Ultimately, splashing comes down to the increase in card quality versus the reduction in mana consistency. Regarding card quality, I want to splash for single-color spells that are good in the late game and that are much more powerful than the best alternatives in my main colors. The higher the power differential between the splash cards and the main color alternatives, the more interested I am. If the increase in card quality is slight, then it’s not worth it. But in the quantitative 7-7-3 example, if the alternative spells in our main colors were really bad—say a grade 2/10—then the splash would become valuable enough.

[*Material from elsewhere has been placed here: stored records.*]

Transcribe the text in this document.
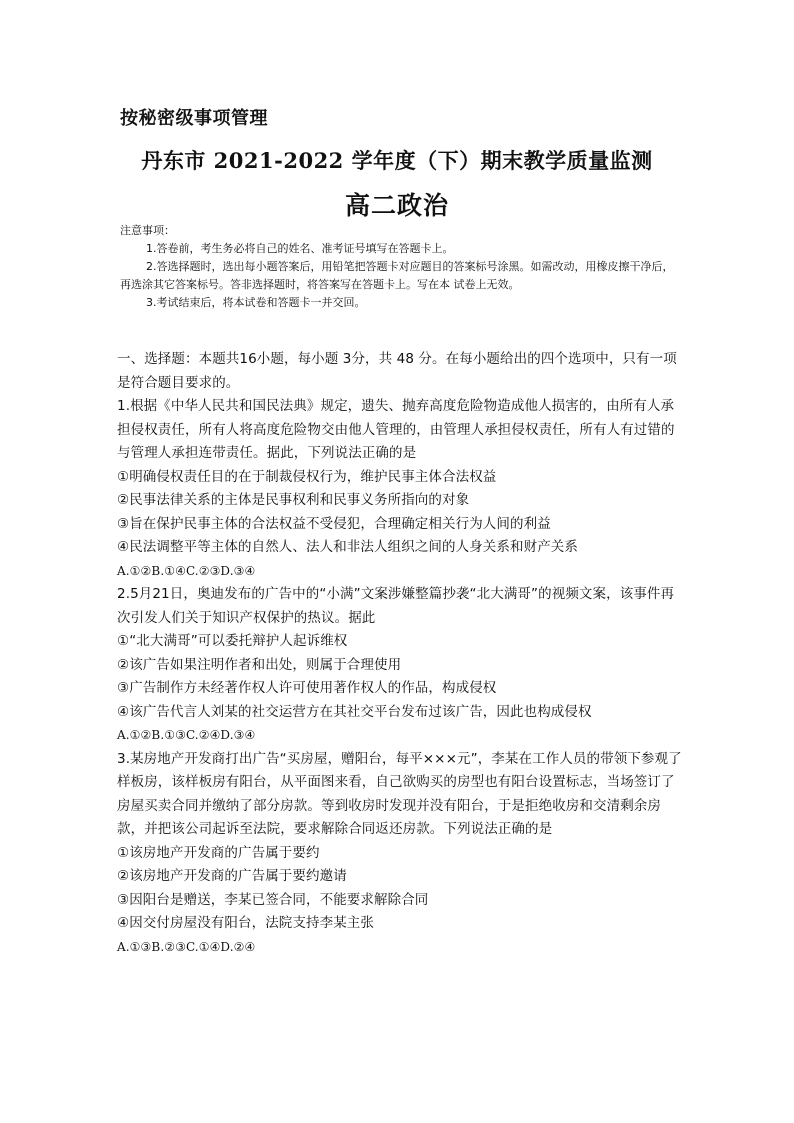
按秘密级事项管理
丹东市 2021-2022 学年度（下）期末教学质量监测
高二政治
注意事项：
1.答卷前，考生务必将自己的姓名、准考证号填写在答题卡上。
2.答选择题时，选出每小题答案后，用铅笔把答题卡对应题目的答案标号涂黑。如需改动，用橡皮擦干净后，再选涂其它答案标号。答非选择题时，将答案写在答题卡上。写在本 试卷上无效。
3.考试结束后，将本试卷和答题卡一并交回。

一、选择题：本题共16小题，每小题 3分，共 48 分。在每小题给出的四个选项中，只有一项是符合题目要求的。

1.根据《中华人民共和国民法典》规定，遗失、抛弃高度危险物造成他人损害的，由所有人承担侵权责任，所有人将高度危险物交由他人管理的，由管理人承担侵权责任，所有人有过错的与管理人承担连带责任。据此，下列说法正确的是

①明确侵权责任目的在于制裁侵权行为，维护民事主体合法权益

②民事法律关系的主体是民事权利和民事义务所指向的对象

③旨在保护民事主体的合法权益不受侵犯，合理确定相关行为人间的利益

④民法调整平等主体的自然人、法人和非法人组织之间的人身关系和财产关系

A.①②B.①④C.②③D.③④

2.5月21日，奥迪发布的广告中的“小满”文案涉嫌整篇抄袭“北大满哥”的视频文案，该事件再次引发人们关于知识产权保护的热议。据此

①“北大满哥”可以委托辩护人起诉维权

②该广告如果注明作者和出处，则属于合理使用

③广告制作方未经著作权人许可使用著作权人的作品，构成侵权

④该广告代言人刘某的社交运营方在其社交平台发布过该广告，因此也构成侵权

A.①②B.①③C.②④D.③④

3.某房地产开发商打出广告“买房屋，赠阳台，每平×××元”，李某在工作人员的带领下参观了样板房，该样板房有阳台，从平面图来看，自己欲购买的房型也有阳台设置标志，当场签订了房屋买卖合同并缴纳了部分房款。等到收房时发现并没有阳台，于是拒绝收房和交清剩余房款，并把该公司起诉至法院，要求解除合同返还房款。下列说法正确的是

①该房地产开发商的广告属于要约

②该房地产开发商的广告属于要约邀请

③因阳台是赠送，李某已签合同，不能要求解除合同

④因交付房屋没有阳台，法院支持李某主张

A.①③B.②③C.①④D.②④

The other aspect is how much the splash hurts your mana base. I generally don’t splash unless I have multiple free fixers like Guildgates. In the quantitative 7-7-3 example, if I could splash off of three on-color Guildgates, then there would be no big objection or downside to the splash. But if I have to run two or more basic lands for my splash color, then I usually opt not to splash, as the reduction in consistency of my two main colors is too harmful. Coupled with my preference to run four or more sources even for a minor splash, I don’t tend to splash a lot in Limited. And if I do, then I pick lands highly.